Les absurdités d’une planification écologique

Science et Vie Junior du mois de septembre 2009 nous raconte une bien belle histoire d’écosystème à protéger. 
Vous savez ces écosystèmes au fonctionnement si complexe et fruits de milliers d’interactions dont la moindre perturbation peut avoir des conséquences catastrophiques. Eh bien la protection de l’écosystème en question m’a inspiré, comme il se doit, une bonne morale écologique. Profitons-en c’est dans l’air du temps.

L’histoire en question est celle du sauvetage des acacias kenyans, ces pauvres arbres disgracieux et piquants étaient victimes de la voracité des girafes.

Quelques écolos bien inspirés et planificateurs d’écosystèmes au nom de leur connaissance supérieure de l’art de la préservation de la bio-diversité s’en sont donc pris aux animaux à long cou mais aussi à longue trompe. Un coûteux système de barrières fut installé, il ne pouvait cependant pas être déployé autour de l’ensemble des acacias. Certes la mise en œuvre d’un tel projet n’était pas inconcevable mais bon le Kenya et les acacias … 

Heureusement d’ailleurs qu’il ne s’agissait que d’acacias au Kenya, parce que figurez-vous que les acacias protégés s’étiolaient puis mourraient alors que les autres ne se portaient pas plus mal de leur absence de protection. Les biologistes se sont creusés la tête puis ont fini par comprendre que la volonté de protéger les acacias les avait tués.

 La réglementation fait fuir les plus efficaces

En effet la gentille crematogaster mimosae se chargeait de protéger les acacias sans rien coûter aux contribuables et sans la moindre rémunération pour son externalité positive : elle dévorait les larves des insectes parasites du bois et piquait la gueule des girafes et des éléphants en échange du nectar sucré que fournissaient les feuilles d’acacia et de l’abri que leurs donnaient les épines creuses de l’arbre.

Mais dès que les barrières se mirent à éloigner les gros mammifères alors l’acacia tout détendu et rassuré se fit faignant, il fabriqua un minimum d’épines et de nectar ; à leur tour les fourmis moins nourries et moins abritées font la grève du zèle et choisissent à leur façon l’évasion fiscale, en gros un tiers des fourmis se tirent laissant les acacias au prise avec leurs parasites.

Les profiteurs attirés par les nouvelles règles

Celles qui restent remplacent le nectar en moins par l’élevage de cochenilles et ce faisant elles permettent à leur bétail de sucer la sève des acacias, pas bon ça !

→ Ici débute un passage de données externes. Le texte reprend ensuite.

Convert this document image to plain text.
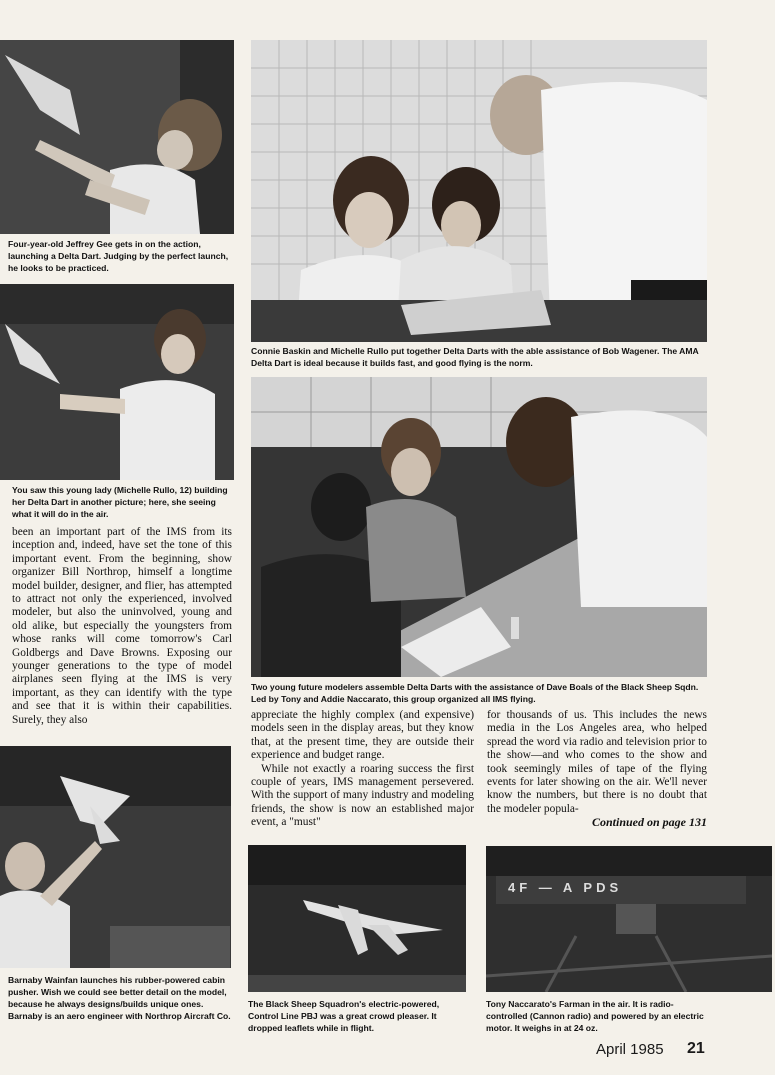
Four-year-old Jeffrey Gee gets in on the action, launching a Delta Dart. Judging by the perfect launch, he looks to be practiced.
Connie Baskin and Michelle Rullo put together Delta Darts with the able assistance of Bob Wagener. The AMA Delta Dart is ideal because it builds fast, and good flying is the norm.
You saw this young lady (Michelle Rullo, 12) building her Delta Dart in another picture; here, she seeing what it will do in the air.
Two young future modelers assemble Delta Darts with the assistance of Dave Boals of the Black Sheep Sqdn. Led by Tony and Addie Naccarato, this group organized all IMS flying.

been an important part of the IMS from its inception and, indeed, have set the tone of this important event. From the beginning, show organizer Bill Northrop, himself a longtime model builder, designer, and flier, has attempted to attract not only the experienced, involved modeler, but also the uninvolved, young and old alike, but especially the youngsters from whose ranks will come tomorrow's Carl Goldbergs and Dave Browns. Exposing our younger generations to the type of model airplanes seen flying at the IMS is very important, as they can identify with the type and see that it is within their capabilities. Surely, they also	appreciate the highly complex (and expensive) models seen in the display areas, but they know that, at the present time, they are outside their experience and budget range.

While not exactly a roaring success the first couple of years, IMS management persevered. With the support of many industry and modeling friends, the show is now an established major event, a "must"

for thousands of us. This includes the news media in the Los Angeles area, who helped spread the word via radio and television prior to the show—and who comes to the show and took seemingly miles of tape of the flying events for later showing on the air. We'll never know the numbers, but there is no doubt that the modeler popula-

Continued on page 131
Barnaby Wainfan launches his rubber-powered cabin pusher. Wish we could see better detail on the model, because he always designs/builds unique ones. Barnaby is an aero engineer with Northrop Aircraft Co.
The Black Sheep Squadron's electric-powered, Control Line PBJ was a great crowd pleaser. It dropped leaflets while in flight.
4F — A PDS
Tony Naccarato's Farman in the air. It is radio-controlled (Cannon radio) and powered by an electric motor. It weighs in at 24 oz.
April 1985 21
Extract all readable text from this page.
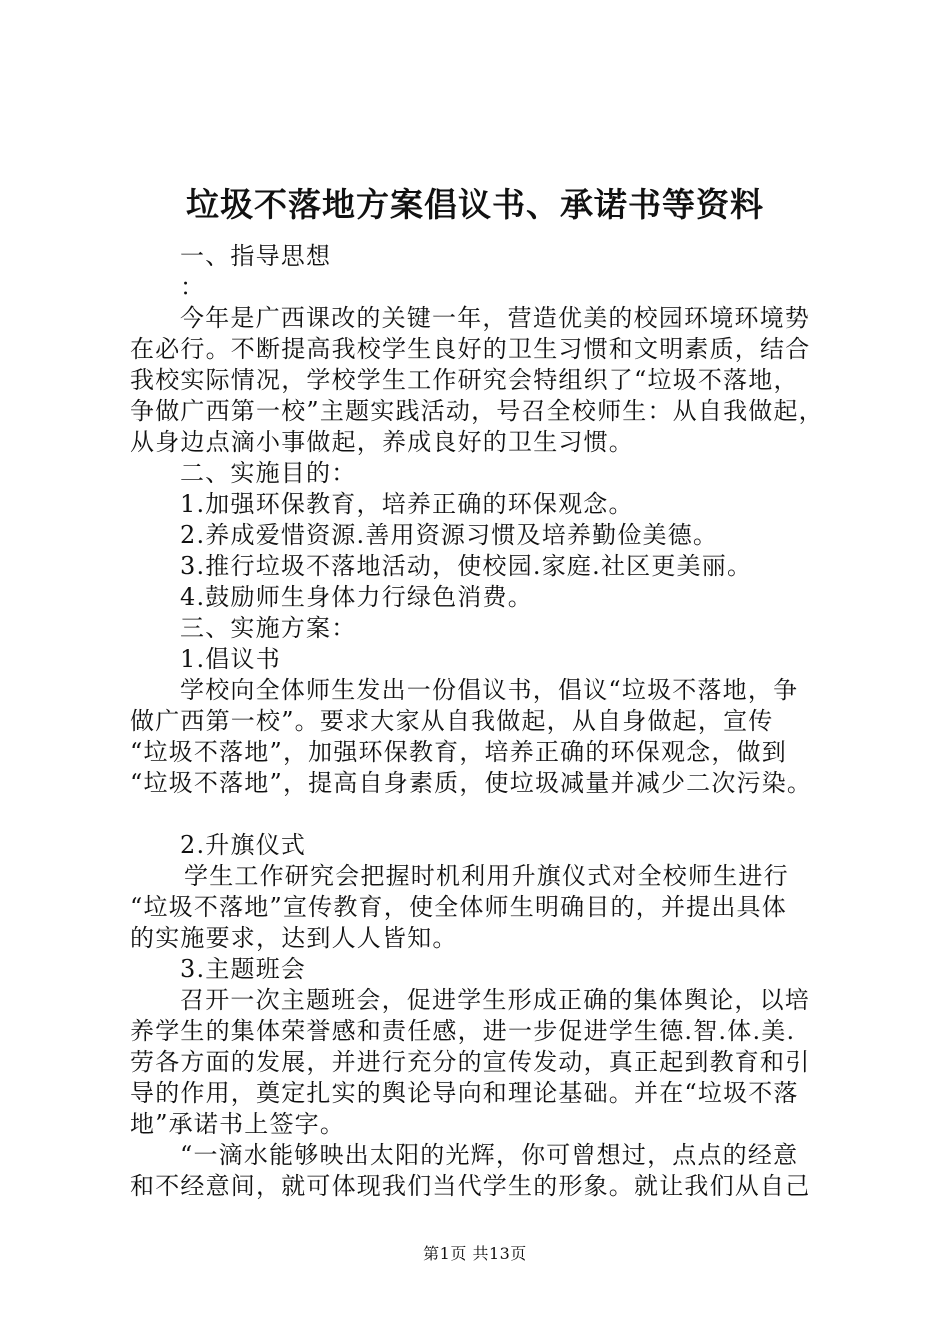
垃圾不落地方案倡议书、承诺书等资料

一、指导思想

：

今年是广西课改的关键一年，营造优美的校园环境环境势

在必行。不断提高我校学生良好的卫生习惯和文明素质，结合

我校实际情况，学校学生工作研究会特组织了“垃圾不落地，

争做广西第一校”主题实践活动，号召全校师生：从自我做起，

从身边点滴小事做起，养成良好的卫生习惯。

二、实施目的：

1.加强环保教育，培养正确的环保观念。

2.养成爱惜资源.善用资源习惯及培养勤俭美德。

3.推行垃圾不落地活动，使校园.家庭.社区更美丽。

4.鼓励师生身体力行绿色消费。

三、实施方案：

1.倡议书

学校向全体师生发出一份倡议书，倡议“垃圾不落地，争

做广西第一校”。要求大家从自我做起，从自身做起，宣传

“垃圾不落地”，加强环保教育，培养正确的环保观念，做到

“垃圾不落地”，提高自身素质，使垃圾减量并减少二次污染。

2.升旗仪式

学生工作研究会把握时机利用升旗仪式对全校师生进行

“垃圾不落地”宣传教育，使全体师生明确目的，并提出具体

的实施要求，达到人人皆知。

3.主题班会

召开一次主题班会，促进学生形成正确的集体舆论，以培

养学生的集体荣誉感和责任感，进一步促进学生德.智.体.美.

劳各方面的发展，并进行充分的宣传发动，真正起到教育和引

导的作用，奠定扎实的舆论导向和理论基础。并在“垃圾不落

地”承诺书上签字。

“一滴水能够映出太阳的光辉，你可曾想过，点点的经意

和不经意间，就可体现我们当代学生的形象。就让我们从自己

第1页 共13页
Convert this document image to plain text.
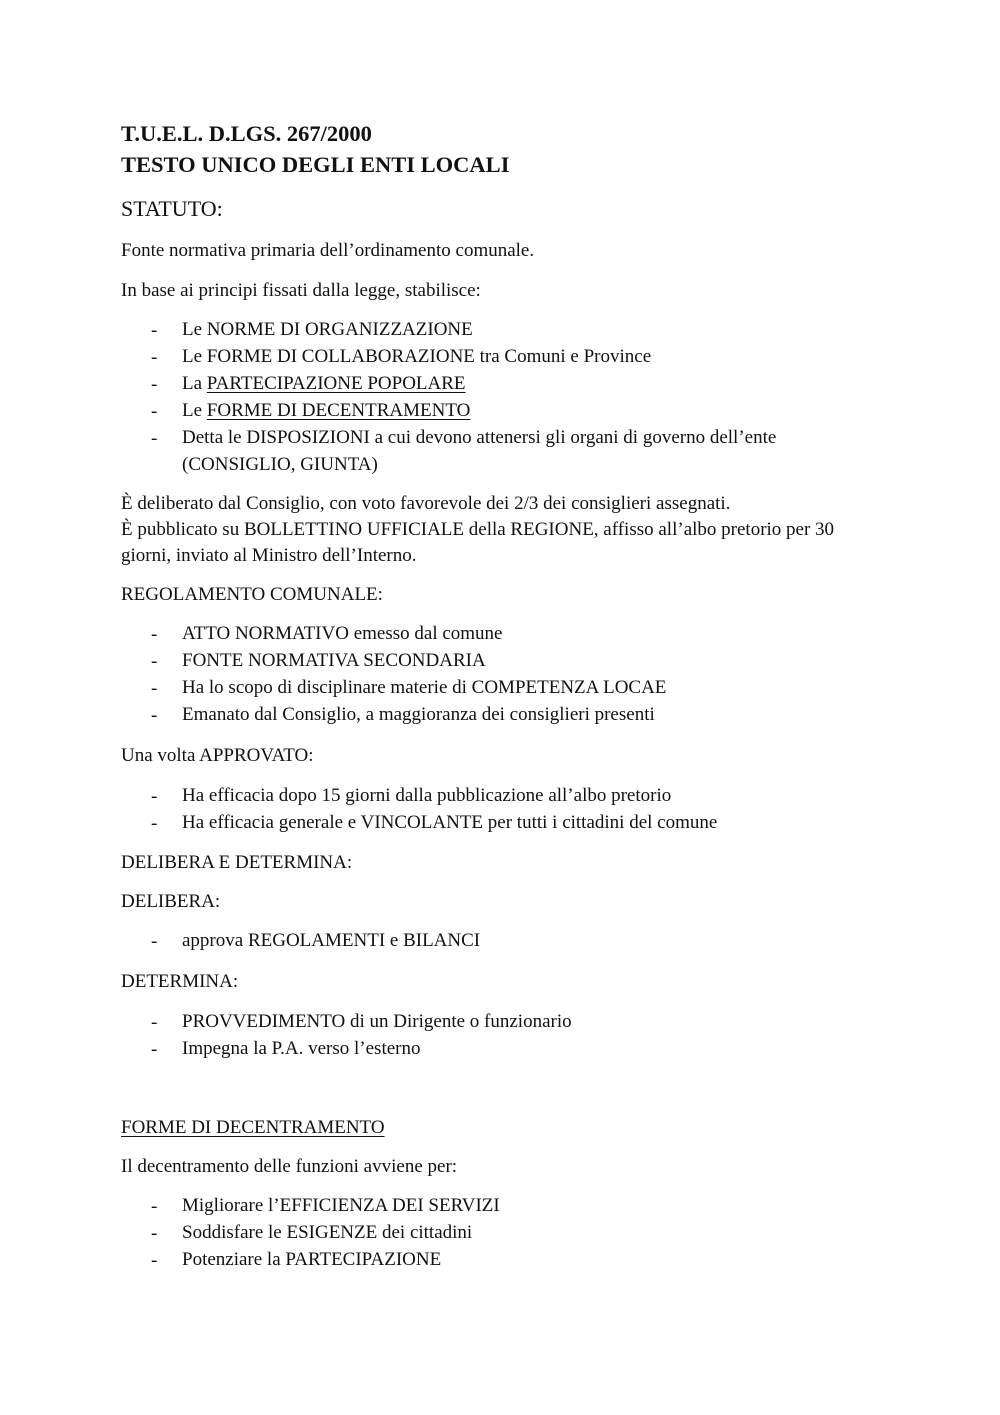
T.U.E.L. D.LGS. 267/2000
TESTO UNICO DEGLI ENTI LOCALI

STATUTO:

Fonte normativa primaria dell’ordinamento comunale.

In base ai principi fissati dalla legge, stabilisce:

- Le NORME DI ORGANIZZAZIONE

- Le FORME DI COLLABORAZIONE tra Comuni e Province

- La PARTECIPAZIONE POPOLARE

- Le FORME DI DECENTRAMENTO

- Detta le DISPOSIZIONI a cui devono attenersi gli organi di governo dell’ente

(CONSIGLIO, GIUNTA)

È deliberato dal Consiglio, con voto favorevole dei 2/3 dei consiglieri assegnati.

È pubblicato su BOLLETTINO UFFICIALE della REGIONE, affisso all’albo pretorio per 30

giorni, inviato al Ministro dell’Interno.

REGOLAMENTO COMUNALE:

- ATTO NORMATIVO emesso dal comune

- FONTE NORMATIVA SECONDARIA

- Ha lo scopo di disciplinare materie di COMPETENZA LOCAE

- Emanato dal Consiglio, a maggioranza dei consiglieri presenti

Una volta APPROVATO:

- Ha efficacia dopo 15 giorni dalla pubblicazione all’albo pretorio

- Ha efficacia generale e VINCOLANTE per tutti i cittadini del comune

DELIBERA E DETERMINA:

DELIBERA:

- approva REGOLAMENTI e BILANCI

DETERMINA:

- PROVVEDIMENTO di un Dirigente o funzionario

- Impegna la P.A. verso l’esterno

FORME DI DECENTRAMENTO

Il decentramento delle funzioni avviene per:

- Migliorare l’EFFICIENZA DEI SERVIZI

- Soddisfare le ESIGENZE dei cittadini

- Potenziare la PARTECIPAZIONE
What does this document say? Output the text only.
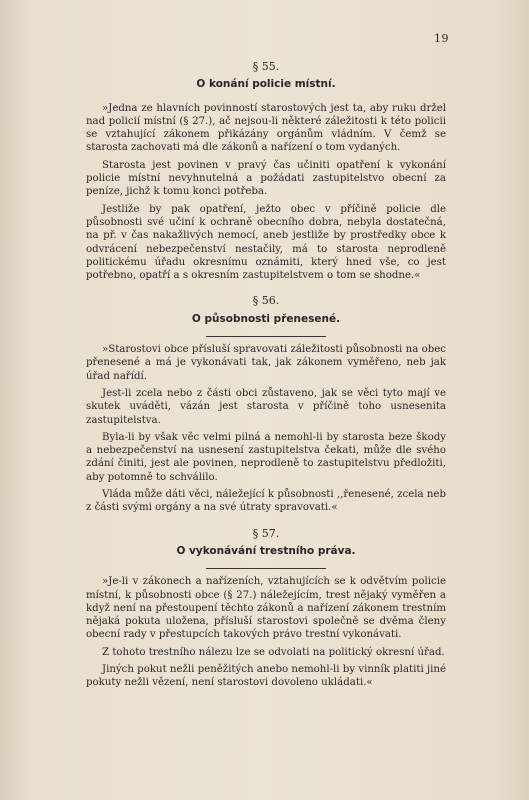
19
§ 55.
O konání policie místní.

»Jedna ze hlavních povinností starostových jest ta, aby ruku držel nad policií místní (§ 27.), ač nejsou-li některé záležitosti k této policii se vztahující zákonem přikázány orgánům vládním. V čemž se starosta zachovati má dle zákonů a nařízení o tom vydaných.

Starosta jest povinen v pravý čas učiniti opatření k vykonání policie místní nevyhnutelná a požádati zastupitelstvo obecní za peníze, jichž k tomu konci potřeba.

Jestliže by pak opatření, ježto obec v příčině policie dle působnosti své učiní k ochraně obecního dobra, nebyla dostatečná, na př. v čas nakažlivých nemocí, aneb jestliže by prostředky obce k odvrácení nebezpečenství nestačily, má to starosta neprodleně politickému úřadu okresnímu oznámiti, který hned vše, co jest potřebno, opatří a s okresním zastupitelstvem o tom se shodne.«

§ 56.
O působnosti přenesené.

»Starostovi obce přísluší spravovati záležitosti působnosti na obec přenesené a má je vykonávati tak, jak zákonem vyměřeno, neb jak úřad nařídí.

Jest-li zcela nebo z části obci zůstaveno, jak se věci tyto mají ve skutek uváděti, vázán jest starosta v příčině toho usnesenita zastupitelstva.

Byla-li by však věc velmi pilná a nemohl-li by starosta beze škody a nebezpečenství na usnesení zastupitelstva čekati, může dle svého zdání činiti, jest ale povinen, neprodleně to zastupitelstvu předložiti, aby potomně to schválilo.

Vláda může dáti věci, náležející k působnosti ,,řenesené, zcela neb z části svými orgány a na své útraty spravovati.«

§ 57.
O vykonávání trestního práva.

»Je-li v zákonech a nařízeních, vztahujících se k odvětvím policie místní, k působnosti obce (§ 27.) náležejícím, trest nějaký vyměřen a když není na přestoupení těchto zákonů a nařízení zákonem trestním nějaká pokuta uložena, přísluší starostovi společně se dvěma členy obecní rady v přestupcích takových právo trestní vykonávati.

Z tohoto trestního nálezu lze se odvolati na politický okresní úřad.

Jiných pokut nežli peněžitých anebo nemohl-li by vinník platiti jiné pokuty nežli vězení, není starostovi dovoleno ukládati.«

Quant aux parasites du bois, ils prolifèrent et creusent des galeries, les fourmis en sous-nombre n’ont plus le temps ni le goût de déguster leurs larves, elles ont de plus rationalisé leur activité en passant de la chasse à l’élevage. Heureusement me direz-vous, la place laissée libre par les crematogaster mimosae assujetties à l’ISF est prise par les crematogaster sjostedti.

Les sjostedtis n’ont pas les mêmes habitudes que les mimosaes, vive la différence, ils mangent de petits invertébrés et se désintéressent des parasites du bois. Mince ! Ils ne travaillent donc pas à sauver les acacias, pire, ils participent à leur mort en profitant des galeries creusées par les parasites pour s’y nicher également.

Répartition de la pénurie entre parasites

Là nos planificateurs humains réfléchissent, si ils ne peuvent attirer de nouveaux mimosaes échaudés, alors autant amener des crematogaster nigriceps dont les mœurs sont comparables à celle des mimosaes puisqu’elle mangent les larves de parasites et occupent les logements vacants d’épines. Mais aïe, les nigriceps boulottent les bourgeons horizontaux. Horizontaux seulement, pas les verticaux, les branches d’acacia ne peuvent donc plus toucher celles des autres acacias, ce qui permettait la circulation des mimosaes d’arbres en arbres. Les derniers mimosaes se barrent et c’est la guerre entre les sjostedti et les nigriceps, une sombre histoire de racisme entre fourmis.

Les sjostedti plus nombreuses et plus agressives l’emportent, l’arbre meurt à brève échéance, les oiseaux ne peuvent plus nicher et les gazelles n’ont plus de feuilles à manger. 

Il est alors trop tard pour déréglementer l’écosystème, mais bon les écolos planificateurs sont des braves types, si les fourmis avaient été moins égoïstes et les arbres moins fainéants cela ne serait jamais arrivé !

Il est donc actuellement question de mener une campagne pour sensibiliser les fourmis et les autres à la citoyenneté, nul doute qu’une prise de conscience de l’urgence écologique permettra d’éviter d’autres catastrophes.

Nul doute non plus que l’on puisse faire encore longtemps confiance à nos politiques et sociologues qui ont vraiment tout compris des rouages complexes d’un écosystème que l’on appelle économie.